While Marta is broadly considered a candidate for the best female footballer of all time, her team Brazil have only ever managed a runner up medal during her career, losing the 2007 final 2-0 to Germany. Later named the player of the tournament, after scoring seven times in the competition, Marta missed a penalty that night which could have tied the score at 1-1.
The Selecao could have a hard time winning the grand prize this year, based on the evidence offered by the unusually tough Group C. Brazil emerge from the group in just third position — setting up an extremely difficult round of 16 match against one of the group winners, quite probably hosts France, or Germany.
Four-in-one from Sam Kerr
Brazil's hopes of second spot in this "Group of Death" were undone by similarly impressive scoring antics from Australia's Sam Kerr.
Kerr rifled in all four of the goals for The Matildas as they dispatched Jamaica 4-1. Australia will play Norway in Nice on Saturday, seeking a spot in the quarterfinals.
All three of Group C's heavy hitters — Italy, Brazil and Australia — finished the group with two wins and six points each. But Kerr's last, late goal pulled Australia level with Brazil on goal difference and allowed their superior total number of goals to make the difference, securing The Matildas second place.
The 25-year-old is a lot younger than Marta, who is playing in her fifth World Cup. But even Kerr's taking part in her third.

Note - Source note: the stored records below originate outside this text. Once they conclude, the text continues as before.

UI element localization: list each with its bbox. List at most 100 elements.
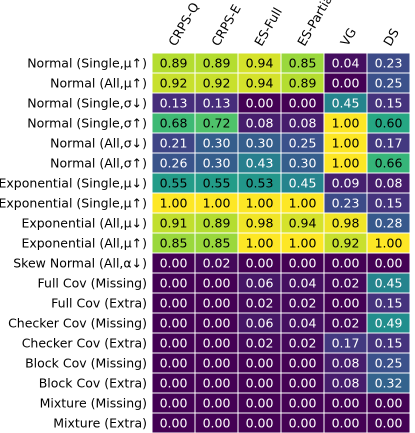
cell-value: 0.00: [160, 396, 188, 411]
row-label: Block Cov (Missing): [25, 356, 147, 371]
cell-value: 1.00: [332, 156, 360, 171]
cell-value: 0.00: [332, 296, 360, 311]
cell-value: 0.04: [289, 276, 317, 291]
cell-value: 0.92: [160, 76, 188, 91]
row-label: Exponential (Single,μ↑): [0, 196, 147, 211]
cell-value: 0.00: [332, 416, 360, 431]
column-label: CRPS-E: [208, 2, 244, 49]
cell-value: 0.06: [246, 316, 274, 331]
cell-value: 0.00: [160, 336, 188, 351]
cell-value: 0.00: [289, 376, 317, 391]
column-label: ES-Full: [251, 5, 285, 49]
cell-value: 0.17: [332, 336, 360, 351]
cell-value: 0.02: [246, 336, 274, 351]
cell-value: 0.02: [332, 276, 360, 291]
row-label: Mixture (Missing): [40, 396, 147, 411]
row-label: Normal (Single,σ↓): [27, 96, 147, 111]
cell-value: 0.08: [332, 356, 360, 371]
cell-value: 0.00: [332, 396, 360, 411]
cell-value: 0.30: [246, 136, 274, 151]
row-labels: Normal (Single,μ↑) Normal (All,μ↑) Normal …: [0, 56, 147, 431]
cell-value: 0.15: [375, 196, 403, 211]
cell-value: 0.08: [375, 176, 403, 191]
cell-value: 0.45: [375, 276, 403, 291]
cell-value: 0.94: [289, 216, 317, 231]
cell-value: 0.00: [375, 396, 403, 411]
cell-value: 0.17: [375, 136, 403, 151]
cell-value: 0.00: [160, 316, 188, 331]
row-label: Normal (All,μ↑): [50, 76, 147, 91]
row-label: Normal (Single,μ↑): [27, 56, 147, 71]
cell-value: 0.04: [289, 316, 317, 331]
row-label: Checker Cov (Missing): [8, 316, 147, 331]
row-label: Full Cov (Extra): [51, 296, 147, 311]
cell-value: 0.25: [289, 136, 317, 151]
cell-value: 0.89: [160, 56, 188, 71]
cell-value: 0.30: [203, 156, 231, 171]
cell-value: 0.55: [203, 176, 231, 191]
cell-value: 1.00: [332, 136, 360, 151]
cell-value: 0.26: [160, 156, 188, 171]
cell-value: 0.30: [289, 156, 317, 171]
cell-value: 0.92: [332, 236, 360, 251]
cell-value: 0.13: [160, 96, 188, 111]
cell-value: 0.00: [203, 276, 231, 291]
cell-value: 0.55: [160, 176, 188, 191]
cell-value: 0.32: [375, 376, 403, 391]
cell-value: 0.00: [203, 376, 231, 391]
column-label: ES-Partial: [294, 0, 337, 48]
cell-value: 0.08: [289, 116, 317, 131]
cell-value: 0.00: [375, 256, 403, 271]
heatmap-cells: 0.89 0.89 0.94 0.85 0.04 0.23 0.92 0.92 0.94 0.89…: [151, 52, 411, 433]
cell-value: 0.92: [203, 76, 231, 91]
cell-value: 1.00: [375, 236, 403, 251]
column-label: DS: [380, 26, 402, 49]
cell-value: 1.00: [246, 236, 274, 251]
row-label: Block Cov (Extra): [39, 376, 147, 391]
cell-value: 0.89: [203, 56, 231, 71]
cell-value: 0.66: [375, 156, 403, 171]
heatmap-cell: [366, 412, 411, 433]
cell-value: 0.00: [203, 296, 231, 311]
cell-value: 0.00: [203, 336, 231, 351]
cell-value: 0.25: [375, 76, 403, 91]
row-label: Skew Normal (All,α↓): [13, 256, 147, 271]
cell-value: 0.02: [203, 256, 231, 271]
cell-value: 0.49: [375, 316, 403, 331]
cell-value: 0.15: [375, 296, 403, 311]
cell-value: 0.00: [332, 76, 360, 91]
column-label: VG: [337, 25, 359, 48]
cell-value: 0.04: [332, 56, 360, 71]
cell-value: 0.98: [332, 216, 360, 231]
cell-value: 0.30: [203, 136, 231, 151]
cell-value: 0.43: [246, 156, 274, 171]
row-label: Checker Cov (Extra): [22, 336, 147, 351]
row-label: Mixture (Extra): [53, 416, 147, 431]
cell-value: 0.02: [289, 336, 317, 351]
cell-value: 0.00: [289, 356, 317, 371]
cell-value: 1.00: [289, 236, 317, 251]
cell-value: 0.45: [332, 96, 360, 111]
cell-value: 0.00: [203, 316, 231, 331]
cell-value: 0.00: [246, 416, 274, 431]
cell-value: 0.00: [160, 256, 188, 271]
cell-value: 0.00: [160, 416, 188, 431]
cell-value: 0.00: [203, 416, 231, 431]
cell-value: 0.00: [246, 256, 274, 271]
cell-value: 0.85: [203, 236, 231, 251]
cell-value: 0.00: [203, 396, 231, 411]
row-label: Normal (All,σ↑): [50, 156, 147, 171]
cell-value: 0.00: [160, 296, 188, 311]
cell-value: 1.00: [160, 196, 188, 211]
cell-value: 0.00: [246, 376, 274, 391]
cell-value: 1.00: [332, 116, 360, 131]
cell-value: 0.23: [375, 56, 403, 71]
cell-value: 0.98: [246, 216, 274, 231]
cell-value: 0.00: [289, 96, 317, 111]
cell-value: 0.02: [246, 296, 274, 311]
cell-value: 0.02: [332, 316, 360, 331]
cell-value: 0.28: [375, 216, 403, 231]
cell-value: 0.89: [203, 216, 231, 231]
cell-value: 0.09: [332, 176, 360, 191]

Having made her Australia debut aged 15, she later secured a spot at the 2011 World Cup in Germany as a teenager. Her competition debut, in Mönchengladbach, was a narrow 1-0 defeat to Marta's Brazil.
Though an early bloomer, clinical and prolific finishing are a comparatively new string to Kerr's bow. She's been scoring with a lot more regularity in the past two seasons. As she carries her newfound scoring form from club level onto the biggest stage — with five goals in three group stage games putting her level with Alex Morgan atop the 2019 World Cup scoring charts — Kerr's one of several younger players who might one day turn their eye to records like Marta's.